Offline Policy Evaluation for Reinforcement Learning with Adaptively Collected Data
Sunil Madhow, Dan Qiao, Ming Yin, Yu-Xiang Wang
TL;DR
This paper addresses offline policy evaluation when data are collected adaptively, introducing Adaptive Offline Policy Evaluation (AOPE) as a generalization of traditional OPE for tabular MDPs. It analyzes the TMIS estimator under adaptive data, develops a tape-based model to handle dependencies, and derives high-probability instance-dependent bounds as well as a lower bound under adaptive exploration.
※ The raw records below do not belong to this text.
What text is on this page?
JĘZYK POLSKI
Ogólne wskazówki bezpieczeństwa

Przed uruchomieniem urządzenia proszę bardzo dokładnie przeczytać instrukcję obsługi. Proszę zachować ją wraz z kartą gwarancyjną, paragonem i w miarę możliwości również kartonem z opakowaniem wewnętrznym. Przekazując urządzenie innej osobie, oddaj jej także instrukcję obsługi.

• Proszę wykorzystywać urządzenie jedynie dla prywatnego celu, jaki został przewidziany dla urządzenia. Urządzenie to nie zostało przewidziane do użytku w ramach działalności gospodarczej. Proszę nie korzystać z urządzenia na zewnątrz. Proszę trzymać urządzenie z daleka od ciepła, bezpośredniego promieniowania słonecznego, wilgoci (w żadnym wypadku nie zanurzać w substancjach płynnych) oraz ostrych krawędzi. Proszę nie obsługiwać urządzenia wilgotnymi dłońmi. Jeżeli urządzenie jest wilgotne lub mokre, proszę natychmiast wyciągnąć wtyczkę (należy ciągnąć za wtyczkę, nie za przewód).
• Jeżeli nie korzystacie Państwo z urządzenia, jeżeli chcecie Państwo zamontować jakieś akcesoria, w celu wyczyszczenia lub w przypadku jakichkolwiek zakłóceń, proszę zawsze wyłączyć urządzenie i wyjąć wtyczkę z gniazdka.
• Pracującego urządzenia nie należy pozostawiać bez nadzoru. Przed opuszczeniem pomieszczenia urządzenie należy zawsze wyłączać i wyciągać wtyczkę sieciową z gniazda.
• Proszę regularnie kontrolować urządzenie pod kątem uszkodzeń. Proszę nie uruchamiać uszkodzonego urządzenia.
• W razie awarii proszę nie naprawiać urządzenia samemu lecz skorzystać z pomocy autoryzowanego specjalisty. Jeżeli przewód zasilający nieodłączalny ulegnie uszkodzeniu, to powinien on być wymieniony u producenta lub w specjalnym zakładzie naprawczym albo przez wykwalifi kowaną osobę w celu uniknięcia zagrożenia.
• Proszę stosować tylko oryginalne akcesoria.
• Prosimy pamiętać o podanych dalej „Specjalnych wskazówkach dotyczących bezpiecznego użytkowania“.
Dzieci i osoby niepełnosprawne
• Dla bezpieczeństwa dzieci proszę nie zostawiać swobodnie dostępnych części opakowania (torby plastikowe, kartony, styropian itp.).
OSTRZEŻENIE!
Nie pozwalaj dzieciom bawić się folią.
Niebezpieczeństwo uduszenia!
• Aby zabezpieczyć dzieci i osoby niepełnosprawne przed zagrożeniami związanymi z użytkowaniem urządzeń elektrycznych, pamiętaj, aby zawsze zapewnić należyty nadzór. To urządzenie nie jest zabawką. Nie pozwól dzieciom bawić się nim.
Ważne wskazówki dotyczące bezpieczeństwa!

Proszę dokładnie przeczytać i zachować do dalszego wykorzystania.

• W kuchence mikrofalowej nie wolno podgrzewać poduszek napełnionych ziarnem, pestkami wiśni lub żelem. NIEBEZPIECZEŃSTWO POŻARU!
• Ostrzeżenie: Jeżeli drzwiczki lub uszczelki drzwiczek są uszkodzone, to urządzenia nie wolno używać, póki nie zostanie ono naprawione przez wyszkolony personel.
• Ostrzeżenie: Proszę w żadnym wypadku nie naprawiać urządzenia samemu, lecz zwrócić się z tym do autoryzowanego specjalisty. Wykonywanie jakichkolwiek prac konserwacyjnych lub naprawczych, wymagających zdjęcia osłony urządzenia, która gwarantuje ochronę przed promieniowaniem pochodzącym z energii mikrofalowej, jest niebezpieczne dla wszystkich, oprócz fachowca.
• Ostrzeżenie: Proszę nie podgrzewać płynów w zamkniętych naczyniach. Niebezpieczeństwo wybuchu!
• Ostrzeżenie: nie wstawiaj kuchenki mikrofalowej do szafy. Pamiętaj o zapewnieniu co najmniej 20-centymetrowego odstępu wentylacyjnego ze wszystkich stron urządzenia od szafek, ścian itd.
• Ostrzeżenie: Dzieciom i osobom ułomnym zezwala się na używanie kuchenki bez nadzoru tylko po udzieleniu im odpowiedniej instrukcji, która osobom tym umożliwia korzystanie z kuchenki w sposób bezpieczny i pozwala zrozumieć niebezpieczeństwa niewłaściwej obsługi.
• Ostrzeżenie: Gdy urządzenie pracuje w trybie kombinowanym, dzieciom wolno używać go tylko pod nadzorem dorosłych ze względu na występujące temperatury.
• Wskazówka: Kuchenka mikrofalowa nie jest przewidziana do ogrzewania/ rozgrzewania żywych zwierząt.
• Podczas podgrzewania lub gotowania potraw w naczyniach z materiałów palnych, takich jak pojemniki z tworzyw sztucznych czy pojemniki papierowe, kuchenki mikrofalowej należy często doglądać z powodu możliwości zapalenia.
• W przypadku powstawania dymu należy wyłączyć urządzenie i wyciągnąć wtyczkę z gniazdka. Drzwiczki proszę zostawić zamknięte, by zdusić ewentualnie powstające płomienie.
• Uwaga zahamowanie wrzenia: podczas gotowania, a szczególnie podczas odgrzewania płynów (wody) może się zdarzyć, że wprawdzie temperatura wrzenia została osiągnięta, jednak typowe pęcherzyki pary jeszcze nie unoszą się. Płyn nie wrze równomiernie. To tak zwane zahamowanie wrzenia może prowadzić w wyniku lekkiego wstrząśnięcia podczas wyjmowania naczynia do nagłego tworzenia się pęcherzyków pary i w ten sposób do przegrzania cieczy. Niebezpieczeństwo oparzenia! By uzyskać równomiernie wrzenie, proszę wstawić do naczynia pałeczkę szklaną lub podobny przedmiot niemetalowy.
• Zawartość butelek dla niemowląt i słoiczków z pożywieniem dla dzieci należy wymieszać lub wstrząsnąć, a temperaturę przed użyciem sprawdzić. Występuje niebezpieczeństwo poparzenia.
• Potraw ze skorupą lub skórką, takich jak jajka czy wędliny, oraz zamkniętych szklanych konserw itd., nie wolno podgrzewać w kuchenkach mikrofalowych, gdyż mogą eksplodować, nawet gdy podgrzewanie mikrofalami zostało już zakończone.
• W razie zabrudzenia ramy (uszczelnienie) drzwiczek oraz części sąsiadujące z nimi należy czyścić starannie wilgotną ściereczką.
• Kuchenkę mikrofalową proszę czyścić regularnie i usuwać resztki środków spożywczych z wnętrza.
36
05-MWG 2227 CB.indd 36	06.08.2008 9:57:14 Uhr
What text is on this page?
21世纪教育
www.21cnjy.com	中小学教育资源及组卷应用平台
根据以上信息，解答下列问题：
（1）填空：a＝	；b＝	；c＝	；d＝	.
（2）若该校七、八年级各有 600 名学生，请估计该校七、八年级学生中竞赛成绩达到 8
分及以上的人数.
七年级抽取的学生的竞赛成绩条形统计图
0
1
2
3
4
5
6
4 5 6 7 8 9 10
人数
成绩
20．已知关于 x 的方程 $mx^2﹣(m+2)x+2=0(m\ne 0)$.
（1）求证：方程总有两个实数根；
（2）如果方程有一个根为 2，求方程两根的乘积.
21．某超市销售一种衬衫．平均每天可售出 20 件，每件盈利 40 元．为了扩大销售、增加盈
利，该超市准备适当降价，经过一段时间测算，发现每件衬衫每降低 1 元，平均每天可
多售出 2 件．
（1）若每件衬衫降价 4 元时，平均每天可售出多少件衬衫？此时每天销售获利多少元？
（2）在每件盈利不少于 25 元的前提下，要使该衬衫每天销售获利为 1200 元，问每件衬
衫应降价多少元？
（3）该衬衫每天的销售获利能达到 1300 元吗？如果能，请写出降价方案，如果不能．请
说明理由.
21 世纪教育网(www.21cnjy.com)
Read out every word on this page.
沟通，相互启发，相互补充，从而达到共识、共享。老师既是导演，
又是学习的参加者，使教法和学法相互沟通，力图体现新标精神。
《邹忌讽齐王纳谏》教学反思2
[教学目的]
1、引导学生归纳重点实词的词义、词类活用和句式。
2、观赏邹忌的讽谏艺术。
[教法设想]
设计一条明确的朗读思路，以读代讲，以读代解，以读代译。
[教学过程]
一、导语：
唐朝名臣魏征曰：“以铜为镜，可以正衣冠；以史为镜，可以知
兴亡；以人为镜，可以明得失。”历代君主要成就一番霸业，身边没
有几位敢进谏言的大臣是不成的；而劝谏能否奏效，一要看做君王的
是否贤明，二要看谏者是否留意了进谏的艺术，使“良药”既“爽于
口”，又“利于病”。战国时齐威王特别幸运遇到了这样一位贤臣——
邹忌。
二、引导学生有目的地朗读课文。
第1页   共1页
The results demonstrate that while adaptive data can degrade performance in some regimes, minimax-like rates from the non-adaptive setting can be ported under reasonable exploration assumptions, and the bounds offer fine-grained insights into which regions of the MDP drive estimation error. Empirical simulations with adaptive logging reveal potential biases and context-dependent benefits, supporting the practical relevance of AOPE and guiding data-collection design for offline RL.
Abstract
Developing theoretical guarantees on the sample complexity of offline RL methods is an important step towards making data-hungry RL algorithms practically viable. Currently, most results hinge on unrealistic assumptions about the data distribution -- namely that it comprises a set of i.i.d. trajectories collected by a single logging policy. We consider a more general setting where the dataset may have been gathered adaptively. We develop theory for the TMIS Offline Policy Evaluation (OPE) estimator in this generalized setting for tabular MDPs, deriving high-probability, instance-dependent bounds on its estimation error. We also recover minimax-optimal offline learning in the adaptive setting. Finally, we conduct simulations to empirically analyze the behavior of these estimators under adaptive and non-adaptive regimes.